The brothers in the Emanuel family are known for their success and for their chutzpah. The youngest is Ari Emanuel, a high-powered Hollywood agent. The HBO show Entourage actually based a character on Ari, and that character is a bit, well, blunt — threatening, for example, to rip out someone's tongue and serve it to his son's pet lizard.
Then there's middle brother and Chicago Mayor Rahm Emanuel, a famously tough, foul-mouthed former White House chief of staff and congressman. "Rahm was, for many years, the quiet brother," eldest brother Ezekiel tells NPR's Rachel Martin. "I know that is hard to believe today, but it's true."
Ezekiel Emanuel — he prefers to be called Zeke — is a doctor, a professor at an Ivy League university, and an expert on health policy. He's also the author of Brothers Emanuel, a new memoir about his family and growing up in Chicago.
And he says Rahm's public persona now is really nothing like his shy personality growing up. "As a matter of fact, early in his life, I think around age 3 or something, my parents took him to a neurologist and had him examined because they were worried that he was so quiet, maybe there was some sort of developmental delay. And the neurologist assured them there was no developmental delay, the kid has every neuron firing ... he chooses not to talk. He was observing the world, taking it in."
Ari was the "devil kid," his brother says, "always pushing just to the limit but holding back before people explode. Although sometimes he could step over the limit. Now, when we get together, certainly four-letter words fly, but there's also just a tremendous amount of affection and loyalty, and intense love."
And Zeke was the dominant brother growing up, he recalls. "When we were at home, it was a constant free-for-all, and it was usually those two guys ganging up against me, but not always."
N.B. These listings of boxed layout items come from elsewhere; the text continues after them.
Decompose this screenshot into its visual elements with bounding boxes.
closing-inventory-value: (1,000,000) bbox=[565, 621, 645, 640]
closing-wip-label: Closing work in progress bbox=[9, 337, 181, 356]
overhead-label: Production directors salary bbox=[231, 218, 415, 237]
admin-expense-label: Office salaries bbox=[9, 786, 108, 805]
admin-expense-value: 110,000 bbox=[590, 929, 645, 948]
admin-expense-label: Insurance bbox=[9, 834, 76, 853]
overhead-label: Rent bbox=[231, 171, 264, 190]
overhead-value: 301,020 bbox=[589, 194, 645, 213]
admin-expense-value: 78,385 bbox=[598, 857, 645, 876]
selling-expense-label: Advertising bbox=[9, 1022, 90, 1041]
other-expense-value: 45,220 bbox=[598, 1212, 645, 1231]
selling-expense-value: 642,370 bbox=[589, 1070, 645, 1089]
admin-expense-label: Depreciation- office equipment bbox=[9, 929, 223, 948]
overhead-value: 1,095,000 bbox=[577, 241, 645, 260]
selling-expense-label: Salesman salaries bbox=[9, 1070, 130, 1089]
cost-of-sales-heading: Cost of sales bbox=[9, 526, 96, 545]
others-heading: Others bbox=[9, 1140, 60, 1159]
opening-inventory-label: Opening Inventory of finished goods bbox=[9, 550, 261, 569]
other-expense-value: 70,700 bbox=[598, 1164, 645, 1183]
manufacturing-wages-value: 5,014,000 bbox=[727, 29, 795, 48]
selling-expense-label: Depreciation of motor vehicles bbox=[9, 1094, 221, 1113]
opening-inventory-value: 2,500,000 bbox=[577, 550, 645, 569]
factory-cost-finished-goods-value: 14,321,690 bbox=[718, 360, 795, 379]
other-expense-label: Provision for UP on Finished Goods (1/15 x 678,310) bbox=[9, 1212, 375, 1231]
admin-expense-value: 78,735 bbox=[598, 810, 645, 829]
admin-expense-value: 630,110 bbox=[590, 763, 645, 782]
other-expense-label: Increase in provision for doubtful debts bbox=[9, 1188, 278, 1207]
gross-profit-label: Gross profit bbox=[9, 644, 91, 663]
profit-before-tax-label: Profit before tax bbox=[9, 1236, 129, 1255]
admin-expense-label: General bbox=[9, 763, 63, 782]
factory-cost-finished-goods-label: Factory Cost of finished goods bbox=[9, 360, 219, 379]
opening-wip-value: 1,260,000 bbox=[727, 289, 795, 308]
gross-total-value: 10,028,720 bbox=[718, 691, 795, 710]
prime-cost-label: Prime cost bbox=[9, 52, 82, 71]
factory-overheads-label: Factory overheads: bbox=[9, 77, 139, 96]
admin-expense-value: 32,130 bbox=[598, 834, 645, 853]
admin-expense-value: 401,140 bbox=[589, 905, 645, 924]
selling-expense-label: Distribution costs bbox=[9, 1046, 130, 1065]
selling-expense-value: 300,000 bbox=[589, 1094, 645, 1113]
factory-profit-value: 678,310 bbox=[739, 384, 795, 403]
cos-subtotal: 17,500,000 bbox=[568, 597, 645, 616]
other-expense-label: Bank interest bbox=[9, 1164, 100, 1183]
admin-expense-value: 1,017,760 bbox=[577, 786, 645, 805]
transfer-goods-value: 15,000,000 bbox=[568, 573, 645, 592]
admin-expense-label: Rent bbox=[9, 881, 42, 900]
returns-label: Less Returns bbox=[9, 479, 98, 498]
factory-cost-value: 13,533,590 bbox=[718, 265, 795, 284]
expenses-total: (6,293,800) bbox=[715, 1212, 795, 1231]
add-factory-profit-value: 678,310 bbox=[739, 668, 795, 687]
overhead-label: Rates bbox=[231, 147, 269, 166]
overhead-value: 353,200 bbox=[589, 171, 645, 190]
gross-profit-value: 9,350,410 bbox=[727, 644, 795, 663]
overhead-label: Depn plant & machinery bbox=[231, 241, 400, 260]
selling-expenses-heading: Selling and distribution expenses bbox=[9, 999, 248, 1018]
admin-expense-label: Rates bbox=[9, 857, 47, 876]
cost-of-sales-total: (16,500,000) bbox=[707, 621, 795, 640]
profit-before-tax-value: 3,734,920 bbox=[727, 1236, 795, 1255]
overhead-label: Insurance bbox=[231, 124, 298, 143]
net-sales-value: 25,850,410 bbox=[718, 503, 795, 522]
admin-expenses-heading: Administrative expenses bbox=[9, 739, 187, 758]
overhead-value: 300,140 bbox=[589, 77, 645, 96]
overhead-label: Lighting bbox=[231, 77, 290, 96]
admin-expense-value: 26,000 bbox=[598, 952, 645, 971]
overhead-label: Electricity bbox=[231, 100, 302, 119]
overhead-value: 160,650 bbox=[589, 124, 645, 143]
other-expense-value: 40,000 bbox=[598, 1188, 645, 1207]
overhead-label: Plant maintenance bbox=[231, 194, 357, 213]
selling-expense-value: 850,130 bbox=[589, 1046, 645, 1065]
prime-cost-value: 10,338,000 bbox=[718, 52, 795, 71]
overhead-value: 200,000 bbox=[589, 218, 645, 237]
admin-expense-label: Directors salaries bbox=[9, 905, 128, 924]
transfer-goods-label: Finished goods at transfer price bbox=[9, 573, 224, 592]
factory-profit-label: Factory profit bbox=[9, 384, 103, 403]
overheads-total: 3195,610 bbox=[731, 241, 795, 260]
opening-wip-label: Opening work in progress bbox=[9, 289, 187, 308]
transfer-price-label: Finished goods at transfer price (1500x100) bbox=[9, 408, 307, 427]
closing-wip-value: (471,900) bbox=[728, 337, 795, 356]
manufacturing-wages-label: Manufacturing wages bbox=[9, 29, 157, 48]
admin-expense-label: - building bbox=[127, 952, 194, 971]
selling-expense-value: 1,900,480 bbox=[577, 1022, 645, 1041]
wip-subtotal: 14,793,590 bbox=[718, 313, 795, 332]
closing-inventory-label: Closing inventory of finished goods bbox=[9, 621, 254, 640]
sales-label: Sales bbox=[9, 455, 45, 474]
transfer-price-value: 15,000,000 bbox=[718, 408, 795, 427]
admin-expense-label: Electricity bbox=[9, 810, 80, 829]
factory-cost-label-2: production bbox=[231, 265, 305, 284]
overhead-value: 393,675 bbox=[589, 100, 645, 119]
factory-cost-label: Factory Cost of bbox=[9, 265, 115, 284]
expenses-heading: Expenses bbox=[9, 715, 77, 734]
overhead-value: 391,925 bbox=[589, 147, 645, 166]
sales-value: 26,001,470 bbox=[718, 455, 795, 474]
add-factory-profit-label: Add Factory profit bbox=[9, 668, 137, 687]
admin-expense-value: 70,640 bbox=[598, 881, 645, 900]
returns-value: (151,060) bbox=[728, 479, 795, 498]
Their father, Benjamin, was an Israeli immigrant who came to the U.S. after attending medical school in Switzerland after World War II. "He came with $25 in his pocket and a very, very treasured Parker pen," Zeke recalls. "[He] came to Mount Sinai hospital in Chicago, and my dad is working hard to be a doctor and taking care of patients. And he goes down to the emergency room one night to get an X-ray taken of a baby, and my mom happens to be the radiology technician. He's dog-tired, so he lays down on a stretcher, and she finishes the X-ray. He's asleep. She lets the stop on the stretcher — she disconnects it — and he goes flying out the door into the cold October air." And the rest is history.
Early in their marriage, his parents spent some time in Israel, but they eventually returned to Chicago, where it was occasionally tough to be a Jewish kid growing up in the inner city in the 1960s. "We were, I would say, in our neighborhood, somewhat unusual," Zeke recalls. "We got called all sorts of names, k - - - and — because my mother was heavily involved in the civil rights movement, we had a lot of African-American friends who came over, either to socialize but also to work in the protest movements, so we had our share of prejudice and our share of street brawls over being both Jewish and friends with African-Americans."
Rahm's fondness for ballet probably didn't help either, though Zeke says their mother would have been thrilled had he chosen to pursue it as a full-time career. "It's lost in the mysteries of time exactly why, when she thought we all should take dancing lessons, the dance she picked was not, say, ballroom dancing or modern, but classical ballet," he says. "We were the only three boys on the North Shore, gotta be, who ever took ballet. Fortunately, we had private lessons that were just the three of us." The brothers took ballet for a year — Zeke says he still remembers the basic positions, though he and Ari had no knack for the dance. "Rahm really did take to it and was very good, and despite lots of teasing, as you might imagine, persisted with it."
Their father might not have been so thrilled had Rahm taken up a career in the ballet, but Zeke Emanuel attributes that to the caution of an immigrant. "He wanted his kids to do something safe. So when Ari said he wanted to be an agent, he's like, no, no, no, get an MBA. ... He's risk-averse for his children. Fortunately, his children don't listen to him, and taking the risks have been the most important things in making successful careers for each of us."